Karl Rove is the toast of the town. President Bush called his political adviser "the architect" of his re-election victory. Democrat Jack Valenti described Rove as "a political genius." Donna Brazile, who managed Al Gore's presidential campaign in 2000, called Rove "the master of the game."
What did Rove do, exactly? Sen. Arlen Specter, R-Pa., put it this way: "President Bush and Rove—let's face facts squarely—were very concerned with 4 million votes they left behind in 2000. They didn't leave them behind this time."
Specter was talking about evangelical Christians.

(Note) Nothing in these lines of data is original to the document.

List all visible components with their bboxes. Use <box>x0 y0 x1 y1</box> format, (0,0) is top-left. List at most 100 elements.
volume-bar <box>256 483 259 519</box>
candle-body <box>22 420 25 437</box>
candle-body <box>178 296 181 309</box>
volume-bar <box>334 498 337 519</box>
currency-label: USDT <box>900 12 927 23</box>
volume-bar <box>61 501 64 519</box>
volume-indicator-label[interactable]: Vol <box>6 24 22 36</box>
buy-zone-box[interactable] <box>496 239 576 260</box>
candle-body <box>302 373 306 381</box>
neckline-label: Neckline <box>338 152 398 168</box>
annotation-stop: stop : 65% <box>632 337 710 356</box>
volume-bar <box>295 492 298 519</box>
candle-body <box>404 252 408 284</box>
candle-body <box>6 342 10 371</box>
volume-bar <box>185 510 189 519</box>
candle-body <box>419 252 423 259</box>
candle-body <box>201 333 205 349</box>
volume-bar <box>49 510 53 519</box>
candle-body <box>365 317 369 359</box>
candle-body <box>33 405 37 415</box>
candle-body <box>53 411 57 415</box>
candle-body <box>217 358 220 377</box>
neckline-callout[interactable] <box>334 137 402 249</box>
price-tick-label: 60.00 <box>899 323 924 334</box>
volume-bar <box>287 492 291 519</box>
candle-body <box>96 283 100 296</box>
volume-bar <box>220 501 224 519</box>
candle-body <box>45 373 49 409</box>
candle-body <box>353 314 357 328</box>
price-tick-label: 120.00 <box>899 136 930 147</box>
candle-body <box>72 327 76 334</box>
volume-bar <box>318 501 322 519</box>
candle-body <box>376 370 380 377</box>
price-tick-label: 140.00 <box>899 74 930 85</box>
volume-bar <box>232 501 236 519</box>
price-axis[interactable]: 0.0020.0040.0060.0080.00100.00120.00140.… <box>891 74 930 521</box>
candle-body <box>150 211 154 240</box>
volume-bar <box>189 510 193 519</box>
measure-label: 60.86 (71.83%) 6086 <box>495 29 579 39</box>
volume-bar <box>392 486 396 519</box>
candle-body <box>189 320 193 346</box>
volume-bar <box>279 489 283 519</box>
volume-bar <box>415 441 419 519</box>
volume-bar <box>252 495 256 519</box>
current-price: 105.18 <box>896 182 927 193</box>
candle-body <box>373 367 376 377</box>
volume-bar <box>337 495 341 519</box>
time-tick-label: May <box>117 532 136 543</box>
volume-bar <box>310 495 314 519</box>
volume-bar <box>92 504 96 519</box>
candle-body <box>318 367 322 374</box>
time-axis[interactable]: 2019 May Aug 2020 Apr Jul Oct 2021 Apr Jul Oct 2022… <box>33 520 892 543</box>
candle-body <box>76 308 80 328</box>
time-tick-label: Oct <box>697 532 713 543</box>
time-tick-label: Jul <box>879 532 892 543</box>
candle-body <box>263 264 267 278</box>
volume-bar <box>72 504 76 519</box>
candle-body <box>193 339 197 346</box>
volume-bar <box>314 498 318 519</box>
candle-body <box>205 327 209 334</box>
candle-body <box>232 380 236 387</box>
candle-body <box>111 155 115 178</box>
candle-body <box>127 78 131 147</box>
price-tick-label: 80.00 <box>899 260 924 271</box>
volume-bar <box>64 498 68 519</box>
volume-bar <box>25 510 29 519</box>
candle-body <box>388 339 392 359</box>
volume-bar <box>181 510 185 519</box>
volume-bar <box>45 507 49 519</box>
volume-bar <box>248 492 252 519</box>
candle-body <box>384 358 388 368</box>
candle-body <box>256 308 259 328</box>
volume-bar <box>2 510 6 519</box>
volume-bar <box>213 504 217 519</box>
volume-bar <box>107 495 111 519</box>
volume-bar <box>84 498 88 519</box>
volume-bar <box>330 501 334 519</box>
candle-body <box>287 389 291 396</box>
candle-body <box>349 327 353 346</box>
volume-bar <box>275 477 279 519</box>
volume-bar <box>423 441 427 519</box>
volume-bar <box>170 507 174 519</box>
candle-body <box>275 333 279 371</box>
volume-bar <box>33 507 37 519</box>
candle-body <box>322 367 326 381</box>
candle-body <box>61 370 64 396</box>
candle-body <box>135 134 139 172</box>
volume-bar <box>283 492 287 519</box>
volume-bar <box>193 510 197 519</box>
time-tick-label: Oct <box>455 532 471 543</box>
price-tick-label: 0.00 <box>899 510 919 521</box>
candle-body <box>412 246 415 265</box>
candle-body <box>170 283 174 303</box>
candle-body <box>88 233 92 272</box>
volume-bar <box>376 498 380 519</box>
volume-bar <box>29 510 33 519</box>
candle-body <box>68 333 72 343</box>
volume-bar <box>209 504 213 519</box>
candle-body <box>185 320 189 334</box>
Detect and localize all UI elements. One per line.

For four years, Rove has lamented the fact that evangelicals didn't show up in expected numbers in 2000, possibly because of the late-breaking story of Bush's drunk-driving arrest. As president, Bush reached out to Christian conservatives by taking strong, clear positions in opposition to abortion, embryonic stem-cell research, and same-sex marriage. Rove reached out to them with an army of volunteers. "We have 1.4 million this time," Rove said, compared with "the low several hundreds" four years ago.

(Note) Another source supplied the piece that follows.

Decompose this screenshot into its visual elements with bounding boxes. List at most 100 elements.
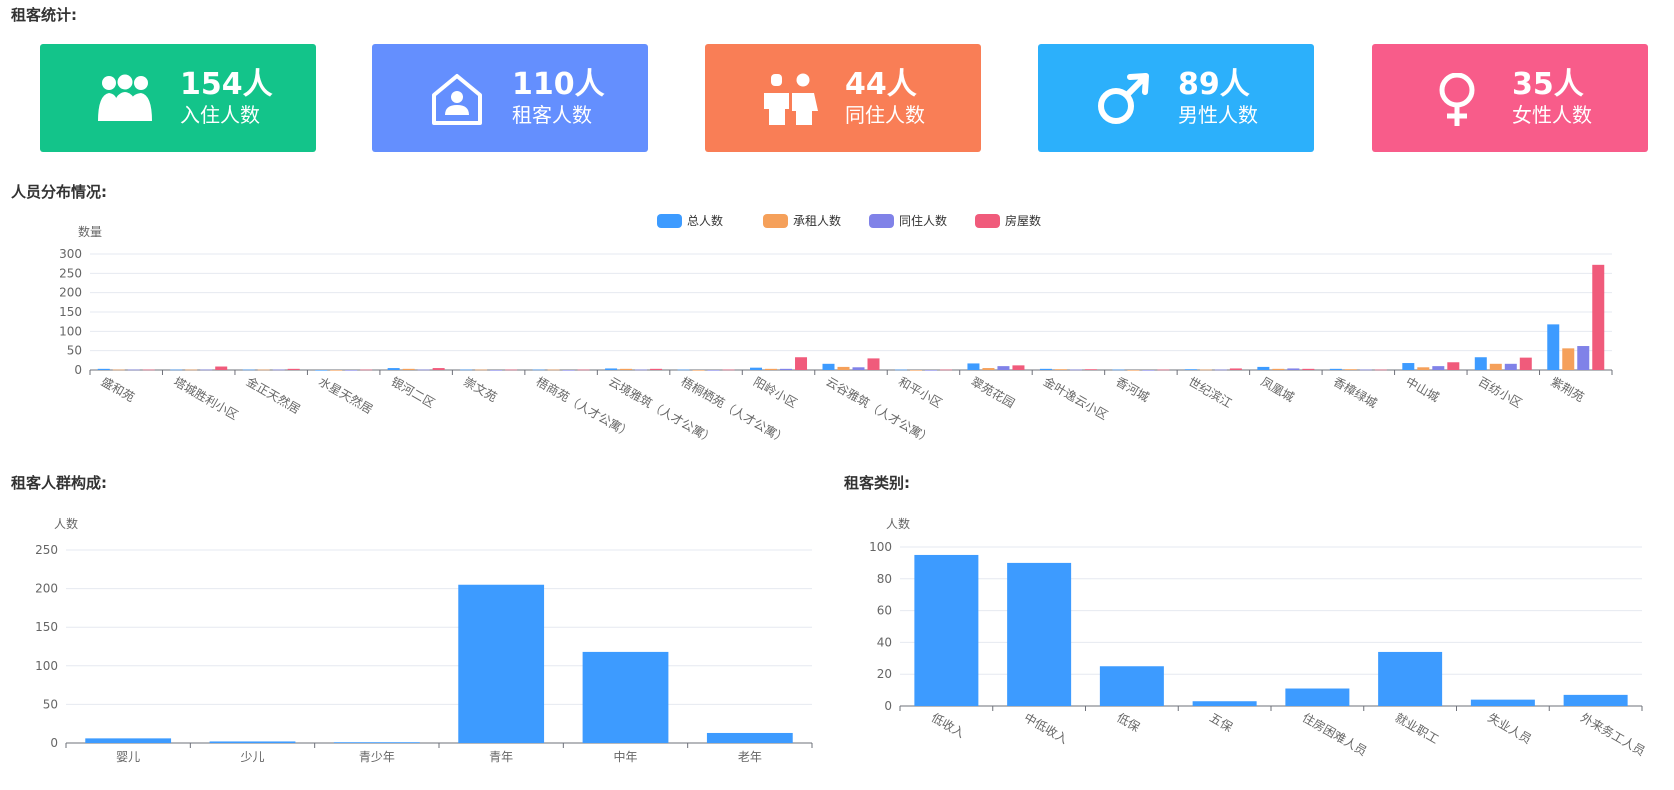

Democrats see a stealth army of evangelical voters, organized below the media's radar, that pulled a surprise attack on Election Day and overwhelmed them at the polls. Didn't network exit polls show "moral values" as the No. 1 issue of concern to voters this year?
Yes, but the 22 percent who cited moral values didn't exactly dominate the electorate. They stood out because the voters were otherwise so divided on the issues. The 47 percent who cited the economy, Iraq, health care, or education strongly favored John Kerry. Bush's issues—terrorism, moral values, and taxes—were cited by a total of 46 percent.

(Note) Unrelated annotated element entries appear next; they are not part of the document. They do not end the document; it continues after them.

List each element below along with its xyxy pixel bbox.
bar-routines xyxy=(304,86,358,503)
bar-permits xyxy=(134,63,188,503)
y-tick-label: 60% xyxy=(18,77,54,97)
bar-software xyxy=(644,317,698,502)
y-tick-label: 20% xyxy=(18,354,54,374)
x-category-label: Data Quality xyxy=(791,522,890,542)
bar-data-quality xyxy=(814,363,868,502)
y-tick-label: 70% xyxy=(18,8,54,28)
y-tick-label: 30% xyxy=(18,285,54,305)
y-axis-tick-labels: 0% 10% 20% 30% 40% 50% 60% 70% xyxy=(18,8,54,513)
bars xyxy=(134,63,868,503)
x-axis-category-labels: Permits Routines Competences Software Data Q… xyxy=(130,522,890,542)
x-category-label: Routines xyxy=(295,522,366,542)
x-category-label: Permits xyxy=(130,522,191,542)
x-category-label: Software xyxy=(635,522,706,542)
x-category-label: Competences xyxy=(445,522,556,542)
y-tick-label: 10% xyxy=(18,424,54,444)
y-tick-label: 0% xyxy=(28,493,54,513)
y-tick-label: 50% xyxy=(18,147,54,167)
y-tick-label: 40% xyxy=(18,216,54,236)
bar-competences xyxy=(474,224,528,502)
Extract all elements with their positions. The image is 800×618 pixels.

Evangelicals did vote in large numbers, and they went nearly 4-to-1 for Bush. Rove's strategy of rallying the party's conservative base worked. But that's not the whole story of this election. Most voters on November 2—55 percent, about the same as in 2000—thought that abortion should remain legal in all or most cases. Sixty percent favored legal recognition of same-sex relationships.
The voters this year were not any more religious than in the past. Four years ago, 42 percent of voters said they went to religious services once a week or more. This year? Forty-one percent.
Were religious voters more for Bush? In 2000, Bush carried 59 percent of the vote among churchgoers. This year? Sixty-one percent, a mere 2-point gain. Compare non-churchgoers. Their support for Bush went from 41 to 44 percent, a 3-point gain.
Issues like abortion, gay rights, and stem-cell research are some of the most divisive issues among the electorate. So it's easy to read Rove's strategy as "divide and conquer." But that's not what happened.
Rove's GOP critics were fearful that a sharp-edged campaign to rally the conservative base would end up alienating moderate voters. But as Bush campaign manager Ken Mehlman told The Washington Post, the campaign advisers were confident that they could simultaneously "reach out to and expand the base and expand support among ticket-splitting swing voters." That's what happened.
Rove's achievement was not to energize the party's conservative base. It was to do so without alienating moderates. From 2000 to 2004, Bush's support held steady among moderates and independents. He made impressive gains among married women, Hispanics, and Catholics—despite the fact that his challenger was Catholic. Bush had something going for him besides religion and hard-edged conservative values. When asked what mattered most to them in deciding how to vote, Bush voters put strong leadership and clear stands on the issues at the top of the list. Strong religious faith came fourth.
That was Rove's doing, too.
For eight months, the Bush campaign kept up a relentless attack on Kerry as a flip-flopper. It started on March 3, when Bush said, "Senator Kerry has been in Washington long enough to take both sides on just about every issue." It ended at midnight the night before the election. At his final campaign rally in Dallas, Bush recounted Kerry's vote against funding for the troops in Iraq. "And then he entered the flip-flop hall of fame," Bush said. "And as he entered that hall of fame, he said, 'I actually did vote for the $87 billion before I voted against it.' "
The voters got the message. On Election Day, most voters described Kerry not as a man who says what he believes, but as a man who says what he thinks people want to hear (56 to 40 percent).
In an attempt to win this election, Kerry worked to sell himself as a uniter. "I will be a president who unites our country," he said at rally after rally. Kerry knew that voters wanted a candidate who could deliver what Bush promised in 2000—"America is looking for a uniter, not a divider."
But it is difficult for people to see you as a uniter if they see you as wavering and inconsistent. That was the image Rove worked hard to create in full view of the media's radar.
Think of candidates who are known uniters: Sen. John McCain, R-Ariz., who won re-election last week with a huge majority; and GOP Gov. Arnold Schwarzenegger, who received a 69 percent approval rating from the same California voters who went solidly for Kerry. Nobody has ever called McCain or Schwarzenegger a flip-flopper.